Nor do I agree with her that big cities are necessarily the issue here - as London’s ‘mobile communities’ of the relatively recent past suggest. But their populations have, as she rightly says, become more transient. And that inevitably compounds the deep disconnect we have with those around us. It is also true, as Samuel puts it, that ‘many people feel voiceless, disengaged from local and national politics, and unable to influence the decisions that impact their daily lives’. The rise of populism, and in the UK the vote for Brexit, gave expression to this sense of being ignored but so far, frustratingly, with little to show for it.
We still lack another dimension of her explanation for the crisis of belonging we feel. A sense of purpose or a feeling of being part of something bigger than ourselves. But what this ‘something’ is eludes us, and until we find it we’re going to remain stuck. Building community centres is all well and good, but in the absence of communities what are we going to fill them with? I like Samuel’s can-do ethos though. The ‘little things’ she is so passionate about do indeed matter and we need to do more of them. I also agree wholeheartedly with her that ‘now, more than ever, we need to prioritise social solidarity’. Absolutely, we need to abandon our identitarian tribes.

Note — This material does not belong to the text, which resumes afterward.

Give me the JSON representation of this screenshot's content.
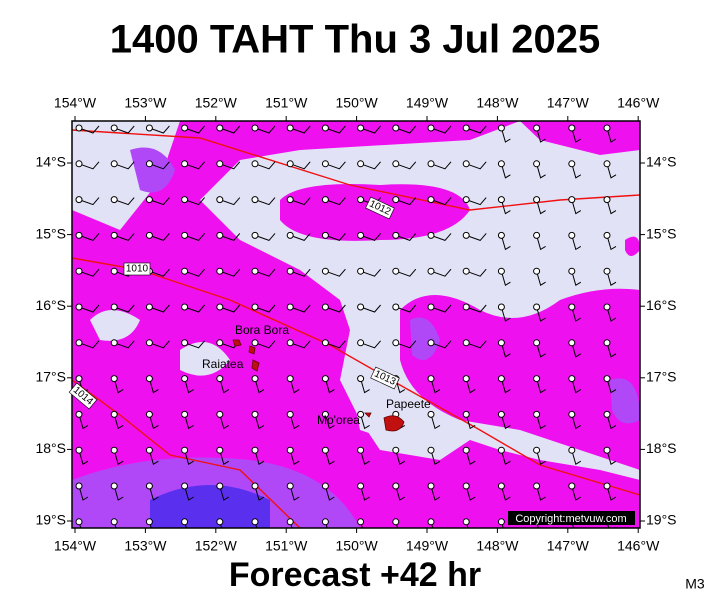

But saying we need to have a purpose and we need to pull together is to say nothing at all unless we know what our purpose is and around what we are to organise. Or, to go back to where we started, why would anybody want to identify with ‘communities’ with which they feel such a disconnect? What is going to get young people outside their own heads? Instead of floating in our tin cans, stranded in space like Bowie’s Major Tom, we need to get back down to earth and tether ourselves to the real world of sometimes messy, awkward social interactions. That is the only way we are going to build ourselves anew, and re-establish a public sphere of which we want to be a part, to which we identify and want to belong.